任由他亲昵了一阵,方才推开他的下巴,娇嗔道:“不要叫我这个,难听死了。”
陈钰笑眯眯的捏了捏她那雪白的脸蛋,轻轻低语,说了段剑道心法。
见公孙绿萼面露困惑,他柔声道:“这是独孤求败走之前托我传给你的,他说,毕竟父女一场,叫你多保重。”
公孙绿萼眨了眨眼,想起三圣庵时,独孤剑境中的那些时光,眼神稍有黯淡。
旋即轻声道:“他...彻底不在了,是么?”
陈钰面色平静:“形神可以毁灭,但他的剑道,还有他人定胜天,敢于反抗命运的精神,却会传承下去,萼儿,你、我,都是他的传承者。”
公孙绿萼轻轻颔首,再看陈钰,适才想说的话,却是完全没有必要说了。
像他这样的男子,怎会被这温柔乡迷惑,忘却自己身上肩负的责任。
她顿了顿,微笑道:“东方教主已经备好了酒宴,大家都在等你回去。”
陈钰轻柔的抚摸着她那娇美的面庞,温声道:“你才破身子不久,太激烈不成,待会儿就说身子不适,同袁紫衣一起休息就好。”
公孙绿萼羞涩的垂下头,声音又娇又羞:“我...没有不适,你干嘛...要我说谎话。”

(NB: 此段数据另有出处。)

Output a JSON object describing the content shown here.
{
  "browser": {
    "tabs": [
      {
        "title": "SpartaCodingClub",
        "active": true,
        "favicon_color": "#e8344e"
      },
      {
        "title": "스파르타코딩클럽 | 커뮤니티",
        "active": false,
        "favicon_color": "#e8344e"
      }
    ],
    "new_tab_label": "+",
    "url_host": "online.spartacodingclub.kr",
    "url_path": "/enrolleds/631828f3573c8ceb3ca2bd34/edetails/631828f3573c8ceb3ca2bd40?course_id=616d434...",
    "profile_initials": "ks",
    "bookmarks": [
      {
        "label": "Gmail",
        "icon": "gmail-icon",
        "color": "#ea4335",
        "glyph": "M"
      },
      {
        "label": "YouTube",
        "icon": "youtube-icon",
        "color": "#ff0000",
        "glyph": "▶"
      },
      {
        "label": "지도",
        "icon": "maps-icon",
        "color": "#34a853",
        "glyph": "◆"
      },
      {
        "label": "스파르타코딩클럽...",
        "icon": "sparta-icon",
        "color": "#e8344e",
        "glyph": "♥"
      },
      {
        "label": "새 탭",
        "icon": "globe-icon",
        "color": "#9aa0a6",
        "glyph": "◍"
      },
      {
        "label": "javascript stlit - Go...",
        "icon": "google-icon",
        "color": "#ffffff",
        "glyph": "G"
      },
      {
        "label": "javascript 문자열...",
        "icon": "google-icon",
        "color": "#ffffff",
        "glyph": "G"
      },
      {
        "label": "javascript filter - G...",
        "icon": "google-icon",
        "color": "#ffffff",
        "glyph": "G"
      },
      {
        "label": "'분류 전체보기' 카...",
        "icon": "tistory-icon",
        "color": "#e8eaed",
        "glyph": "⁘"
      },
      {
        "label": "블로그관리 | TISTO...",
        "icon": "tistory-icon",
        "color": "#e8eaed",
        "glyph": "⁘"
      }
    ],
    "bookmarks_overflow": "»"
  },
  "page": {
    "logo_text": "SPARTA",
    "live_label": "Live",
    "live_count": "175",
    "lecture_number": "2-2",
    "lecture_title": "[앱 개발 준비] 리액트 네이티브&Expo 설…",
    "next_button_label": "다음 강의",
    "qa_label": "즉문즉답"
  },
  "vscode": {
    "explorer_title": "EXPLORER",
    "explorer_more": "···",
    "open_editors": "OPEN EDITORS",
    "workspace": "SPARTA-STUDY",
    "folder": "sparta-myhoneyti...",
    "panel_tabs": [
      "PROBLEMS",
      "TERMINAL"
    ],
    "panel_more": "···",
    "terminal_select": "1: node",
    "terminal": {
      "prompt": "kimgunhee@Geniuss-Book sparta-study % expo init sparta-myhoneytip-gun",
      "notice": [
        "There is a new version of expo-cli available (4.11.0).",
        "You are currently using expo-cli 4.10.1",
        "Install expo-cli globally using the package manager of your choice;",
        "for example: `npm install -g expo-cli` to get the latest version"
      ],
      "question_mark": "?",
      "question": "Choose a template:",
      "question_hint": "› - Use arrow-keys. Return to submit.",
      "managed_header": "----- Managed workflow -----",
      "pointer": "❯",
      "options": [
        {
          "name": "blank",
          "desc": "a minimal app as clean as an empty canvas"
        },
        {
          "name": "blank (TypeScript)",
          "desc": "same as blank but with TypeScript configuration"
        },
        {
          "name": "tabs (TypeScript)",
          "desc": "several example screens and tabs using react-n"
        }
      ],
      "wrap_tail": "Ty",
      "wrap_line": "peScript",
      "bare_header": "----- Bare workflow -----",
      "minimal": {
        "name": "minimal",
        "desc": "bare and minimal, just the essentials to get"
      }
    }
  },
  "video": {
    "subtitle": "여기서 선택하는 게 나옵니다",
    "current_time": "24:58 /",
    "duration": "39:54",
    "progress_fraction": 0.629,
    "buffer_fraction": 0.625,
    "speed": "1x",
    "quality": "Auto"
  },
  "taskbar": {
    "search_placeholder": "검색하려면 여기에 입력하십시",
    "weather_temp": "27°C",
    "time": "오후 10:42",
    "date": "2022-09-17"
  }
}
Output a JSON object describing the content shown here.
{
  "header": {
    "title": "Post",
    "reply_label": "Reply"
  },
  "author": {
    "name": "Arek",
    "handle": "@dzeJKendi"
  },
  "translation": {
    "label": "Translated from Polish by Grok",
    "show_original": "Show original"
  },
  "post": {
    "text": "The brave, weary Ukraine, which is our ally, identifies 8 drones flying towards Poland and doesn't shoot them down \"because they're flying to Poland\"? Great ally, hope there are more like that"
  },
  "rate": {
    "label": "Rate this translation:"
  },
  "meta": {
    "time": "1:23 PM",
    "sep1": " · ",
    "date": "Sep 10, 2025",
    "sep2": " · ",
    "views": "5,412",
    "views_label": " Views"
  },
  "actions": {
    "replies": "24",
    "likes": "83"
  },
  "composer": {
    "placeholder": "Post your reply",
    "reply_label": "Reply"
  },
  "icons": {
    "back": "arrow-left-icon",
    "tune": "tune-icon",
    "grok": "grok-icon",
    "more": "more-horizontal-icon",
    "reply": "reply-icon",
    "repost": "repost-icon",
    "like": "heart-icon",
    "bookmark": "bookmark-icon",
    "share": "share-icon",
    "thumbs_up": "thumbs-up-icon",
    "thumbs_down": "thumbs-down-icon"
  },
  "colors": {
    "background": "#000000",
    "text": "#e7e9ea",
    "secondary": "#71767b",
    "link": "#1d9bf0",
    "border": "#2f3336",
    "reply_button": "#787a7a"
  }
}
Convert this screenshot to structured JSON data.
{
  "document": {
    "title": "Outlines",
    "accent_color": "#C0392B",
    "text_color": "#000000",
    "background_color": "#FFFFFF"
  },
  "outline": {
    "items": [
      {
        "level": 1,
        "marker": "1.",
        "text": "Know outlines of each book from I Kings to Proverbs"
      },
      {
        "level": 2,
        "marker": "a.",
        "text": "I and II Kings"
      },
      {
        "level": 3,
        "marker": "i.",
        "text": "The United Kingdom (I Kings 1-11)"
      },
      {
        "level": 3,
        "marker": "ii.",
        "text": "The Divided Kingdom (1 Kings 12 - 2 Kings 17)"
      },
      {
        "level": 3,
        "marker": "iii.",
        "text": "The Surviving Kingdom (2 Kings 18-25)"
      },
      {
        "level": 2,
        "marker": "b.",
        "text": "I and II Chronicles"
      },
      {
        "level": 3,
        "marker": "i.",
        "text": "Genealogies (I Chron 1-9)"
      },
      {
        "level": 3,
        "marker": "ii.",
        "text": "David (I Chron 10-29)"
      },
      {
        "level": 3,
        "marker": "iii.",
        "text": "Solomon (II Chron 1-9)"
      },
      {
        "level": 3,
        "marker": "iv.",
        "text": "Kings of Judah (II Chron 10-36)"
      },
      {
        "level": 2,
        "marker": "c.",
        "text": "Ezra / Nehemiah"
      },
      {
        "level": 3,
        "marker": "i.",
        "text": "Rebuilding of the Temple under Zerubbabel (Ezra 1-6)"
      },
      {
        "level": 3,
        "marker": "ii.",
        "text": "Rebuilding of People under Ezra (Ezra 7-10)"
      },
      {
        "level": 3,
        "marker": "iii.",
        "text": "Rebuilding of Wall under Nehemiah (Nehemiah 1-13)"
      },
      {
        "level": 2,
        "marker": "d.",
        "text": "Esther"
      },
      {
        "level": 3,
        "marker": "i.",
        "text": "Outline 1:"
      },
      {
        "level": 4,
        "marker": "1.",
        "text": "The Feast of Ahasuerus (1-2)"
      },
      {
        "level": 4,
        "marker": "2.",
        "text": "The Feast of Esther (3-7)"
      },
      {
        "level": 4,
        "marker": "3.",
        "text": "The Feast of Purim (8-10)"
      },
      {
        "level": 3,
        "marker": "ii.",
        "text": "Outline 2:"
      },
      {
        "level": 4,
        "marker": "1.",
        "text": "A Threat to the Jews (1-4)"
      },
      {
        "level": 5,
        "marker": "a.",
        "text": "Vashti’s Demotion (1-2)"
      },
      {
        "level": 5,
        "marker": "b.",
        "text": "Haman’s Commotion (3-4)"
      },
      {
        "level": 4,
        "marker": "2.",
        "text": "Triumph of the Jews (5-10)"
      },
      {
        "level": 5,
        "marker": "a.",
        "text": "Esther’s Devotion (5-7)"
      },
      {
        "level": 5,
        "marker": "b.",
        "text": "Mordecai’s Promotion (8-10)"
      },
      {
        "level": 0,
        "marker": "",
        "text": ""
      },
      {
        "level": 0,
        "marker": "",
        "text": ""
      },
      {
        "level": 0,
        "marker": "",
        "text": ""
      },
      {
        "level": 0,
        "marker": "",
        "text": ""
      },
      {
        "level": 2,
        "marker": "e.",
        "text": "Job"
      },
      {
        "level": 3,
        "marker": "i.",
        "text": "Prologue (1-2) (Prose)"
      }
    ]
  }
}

陈钰笑吟吟的,歪头看她,公孙绿萼羞涩更甚,将脑袋埋进了他的胸口。
“小馋猫。”陈钰打趣道。
抱着公孙绿萼,登上了更高层的楼阁。
这一层,乃是一片奢华无比,金光闪闪的殿堂,放眼看去,东方青、诗诗、杨不悔、袁紫衣,还有诸多娇艳动人的女子早已起身。
正首上方,东方白欢喜的冲他招手:“钰哥哥,快来。”
随着陈钰落座,她迫不及待的俯身,亲自将甘甜的酒浆给他满上,妩媚笑道:“我与诗诗打赌,她说,你一个人能喝趴下我们所有人,我却是不信,钰哥哥,你的酒量真的那样了得么?”
“也就是能喝几千个萧峰。”
陈钰昂首道,见公孙绿萼等人不解,于是笑着解释道,这是他结拜的兄长,酒量惊人,可以喝几十个马大元。
马大元又是谁?
东方白咕哝了两声,倒是懒得再细问了。
侍奉着陈钰喝酒,托着香腮,一双美眸很是复杂的凝视着他。
有些欢喜,有些恼火,也有些惬意...
随着三杯甘甜的葡萄酿下肚,东方白带头鼓掌,夸赞了几声,旋即招来早已备好的舞姬。
殿阁之上,只听那些身段婀娜的女子足腕、手腕处的金铃发出清脆的鸣响。
欢笑声不绝于耳,正是人间极乐。
酒过三巡,就在东方白纠缠上来,亲吻陈钰唇瓣的时候,一股若有若无,仿佛来自天外的动听歌声忽得响起。
不同于此刻殿中的旖旎放纵。
那声音清澈纯洁,宛若雪山上流淌下来的潺潺溪流,沁人心脾。
“什么声音?”
陈钰挑起东方白的下巴,好奇询问。
东方白已经喝的有点醉了,此刻,娇憨的揽住他的脖颈,边亲吻边咯咯笑道:“钰哥哥,你幻听了吧,没人唱歌呀~”
说着慵懒回首,娇蛮的叫鼓点声再大些。